Kehadiran Genta membuat Satria merasa terganggu, dia menggapai pergelangan tangan Vani, kemudian membawa gadis itu ke lapangan indoor untuk menemaninya bermain basket. Tidak ada perubahan, tetap Genta membuntuti ke mana mereka pergi bahkan dia berusaha berbaur agar tidak menjadi nyamuk di tengah Satria, dan Vani.

Ide muncul di kepala Genta, lelaki remaja itu menantang Satria untuk adu basket dengannya. Tentu saja Satria menerimanya, apalagi ada Vani di sana dia begitu percaya diri akan menjadi pemenangnya. Sudah jelas siapa di akhir nanti yang menjadi pemenangnya, Satria lebih berpengalaman di bidang olahraga, dari cara mengiring bolanya Satria lebih lihai dibanding Genta.

Bola melayang menuju Vani yang sedang duduk menonton Satria, dan Genta. Dengan cepat Genta menghalau bola tersebut, lelaki itu melompat setinggi mungkin, tangannya memukul bola basket cukup kuat sehingga bola basket melayang ke arah berlawanan. Lalu Genta tersungkur, tangannya terkilir.

“Udahlah udah gue bilang lo kalah, malah ngeyel,” ejek Satria. “Lo itu lemah, Genta. Tampang lo aja sangar, aslinya?” Satria tak melanjutkan ucapannya, biarkan Genta intropeksi diri melalui ucapannya.

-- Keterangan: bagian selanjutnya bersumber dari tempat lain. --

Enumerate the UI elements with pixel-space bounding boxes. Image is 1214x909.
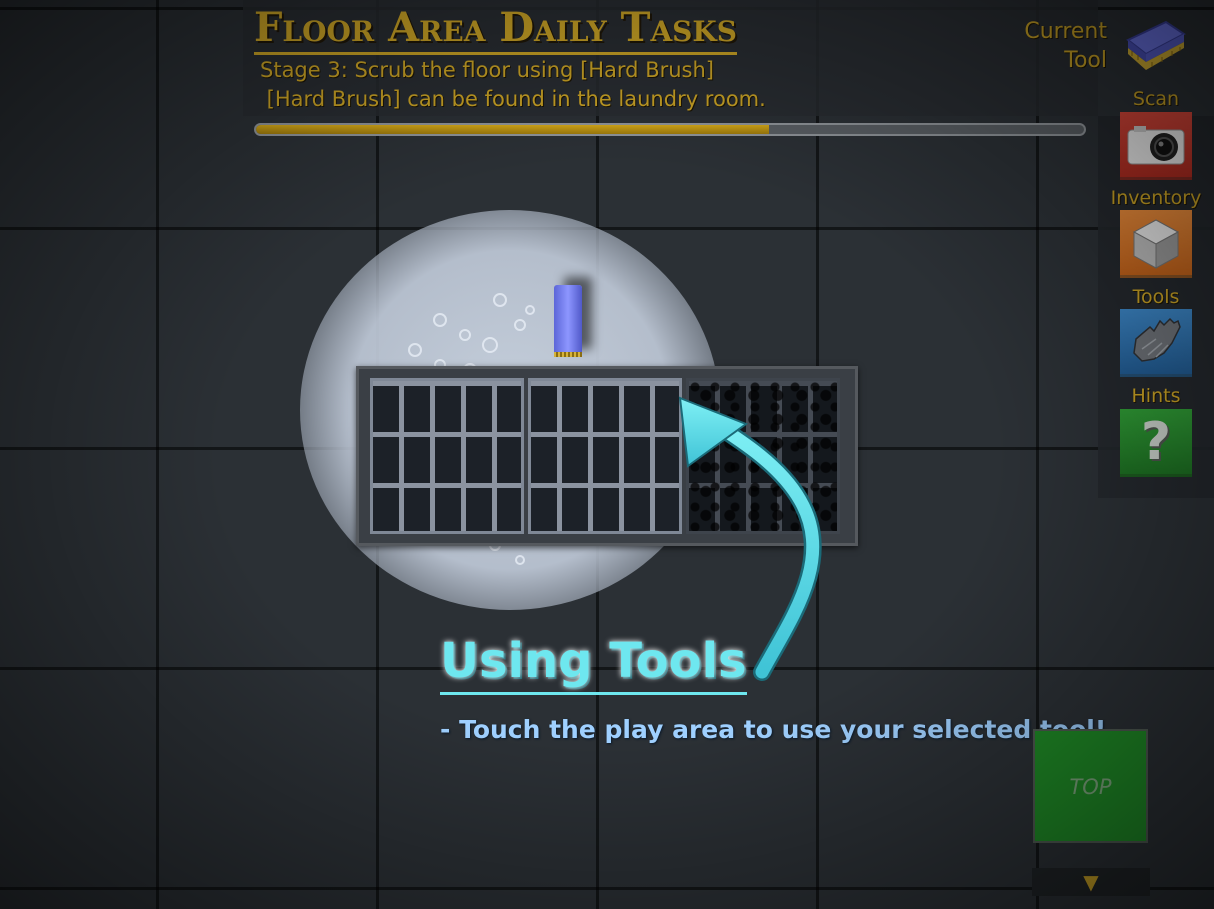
scroll-down-arrow-icon[interactable]: ▼ — [1032, 868, 1150, 896]
tutorial-arrow — [678, 396, 822, 681]
top-view-button[interactable]: TOP — [1033, 729, 1148, 843]
tutorial-title: Using Tools — [440, 630, 747, 695]
tutorial-text: - Touch the play area to use your select… — [440, 715, 1107, 744]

Vani segera turun dari kursi penonton, berlari kecil ke tengah lapangan, memastikan kondisi Genta baik-baik saja.

“Kak Genta! Lo gapapa ‘kan, kak?” Vani membantu Genta untuk duduk.

Terdengar suara ringisan Genta, lelaki itu kesakitan tangannya terkilir.

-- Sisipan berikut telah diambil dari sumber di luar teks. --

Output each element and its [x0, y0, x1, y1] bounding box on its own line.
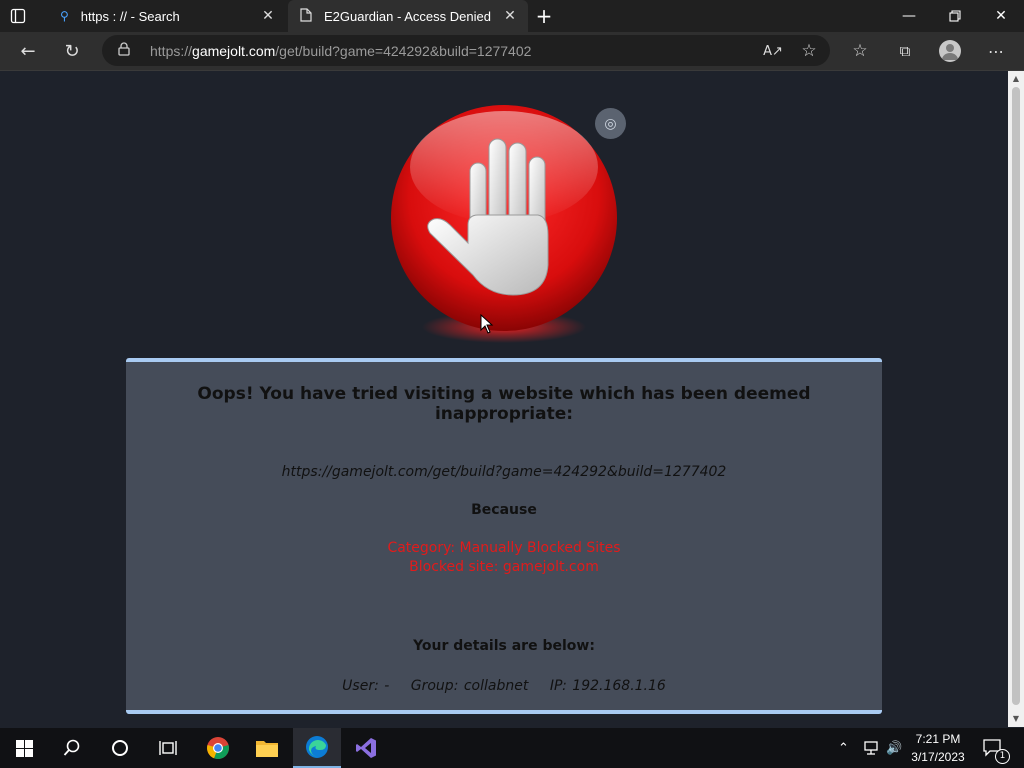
minimize-button[interactable]: —	[886, 0, 932, 32]
add-favorite-icon[interactable]: ☆	[792, 34, 826, 68]
scrollbar-thumb[interactable]	[1012, 87, 1020, 705]
user-value: User: -	[342, 678, 390, 694]
notification-count-badge: 1	[995, 749, 1010, 764]
search-icon[interactable]	[48, 728, 96, 768]
blocked-url-text: https://gamejolt.com/get/build?game=4242…	[281, 464, 727, 480]
file-explorer-icon[interactable]	[243, 728, 291, 768]
tab-search[interactable]: ⚲ https : // - Search ✕	[48, 0, 286, 32]
document-icon	[300, 7, 312, 25]
chrome-icon[interactable]	[194, 728, 242, 768]
cortana-icon[interactable]	[96, 728, 144, 768]
tab-access-denied[interactable]: E2Guardian - Access Denied ✕	[288, 0, 528, 32]
mouse-cursor-icon	[480, 314, 494, 334]
browser-toolbar: ← ↻ https://gamejolt.com/get/build?game=…	[0, 32, 1024, 71]
scroll-up-icon[interactable]: ▲	[1008, 71, 1024, 87]
windows-start-icon[interactable]	[0, 728, 48, 768]
visual-studio-icon[interactable]	[342, 728, 390, 768]
profile-avatar[interactable]	[939, 40, 961, 62]
restore-button[interactable]	[932, 0, 978, 32]
close-tab-icon[interactable]: ✕	[500, 8, 520, 24]
search-icon: ⚲	[60, 9, 69, 23]
edge-icon[interactable]	[293, 728, 341, 768]
refresh-button[interactable]: ↻	[55, 34, 89, 68]
read-aloud-icon[interactable]: A↗	[756, 34, 790, 68]
details-label: Your details are below:	[413, 638, 595, 654]
url-text: https://gamejolt.com/get/build?game=4242…	[150, 42, 532, 59]
more-menu-icon[interactable]: ⋯	[979, 34, 1013, 68]
show-hidden-icons-icon[interactable]: ⌃	[838, 728, 849, 768]
group-value: Group: collabnet	[410, 678, 529, 694]
tab-strip: ⚲ https : // - Search ✕ E2Guardian - Acc…	[0, 0, 1024, 32]
tab-title: E2Guardian - Access Denied	[324, 8, 491, 24]
user-details: User: - Group: collabnet IP: 192.168.1.1…	[126, 678, 882, 694]
stop-hand-icon	[391, 105, 617, 343]
tab-actions-icon[interactable]	[10, 8, 26, 24]
task-view-icon[interactable]	[144, 728, 192, 768]
taskbar: ⌃ 🔊 7:21 PM 3/17/2023 1	[0, 728, 1024, 768]
reason-category: Category: Manually Blocked Sites	[387, 540, 621, 556]
system-clock[interactable]: 7:21 PM 3/17/2023	[900, 730, 976, 766]
vertical-scrollbar[interactable]: ▲ ▼	[1008, 71, 1024, 727]
page-title: Oops! You have tried visiting a website …	[197, 384, 811, 424]
ip-value: IP: 192.168.1.16	[549, 678, 666, 694]
visual-search-icon[interactable]: ◎	[595, 108, 626, 139]
network-icon[interactable]	[862, 728, 880, 768]
lock-icon	[118, 41, 138, 60]
back-button[interactable]: ←	[11, 34, 45, 68]
because-label: Because	[471, 502, 537, 518]
close-tab-icon[interactable]: ✕	[258, 8, 278, 24]
close-window-button[interactable]: ✕	[978, 0, 1024, 32]
tab-title: https : // - Search	[80, 8, 180, 24]
page-content: ◎ Oops! You have tried visiting a websit…	[0, 71, 1008, 727]
new-tab-button[interactable]: +	[534, 4, 554, 28]
scroll-down-icon[interactable]: ▼	[1008, 711, 1024, 727]
access-denied-panel: Oops! You have tried visiting a website …	[126, 358, 882, 714]
clock-time: 7:21 PM	[915, 732, 961, 746]
clock-date: 3/17/2023	[911, 750, 965, 764]
collections-icon[interactable]: ⧉	[888, 34, 922, 68]
address-bar[interactable]: https://gamejolt.com/get/build?game=4242…	[102, 35, 830, 66]
favorites-icon[interactable]: ☆	[843, 34, 877, 68]
reason-blocked-site: Blocked site: gamejolt.com	[409, 559, 599, 575]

“Kayanya tangan lo terkilir, kak. Kita ke UKS aja ya, kak?” ajak Vani.

Genta menggelengkan kepalanya dengan cepat. “Ga usah, Van. Bawa gue ke asrama aja bo—“

Belum sempat Genta menyelesaikan perkataannya, Satria dengan cepat memotong perkataannya. Modus Genta saja itu supaya bisa berdua dengan Vani, lagipula nanti Vani ketahuan oleh guru jika dia masuk area asrama putra. Bisa-bisa Vani mendapat hukuman, Satria tak akan membiarkan hal itu terjadi menimpa Vani.

“Biar gue aja, ga usah manja lo, Ta. Ayo!” Satria membantu Genta berjalan, dengan kondisi Genta menahan sakit di tangannya.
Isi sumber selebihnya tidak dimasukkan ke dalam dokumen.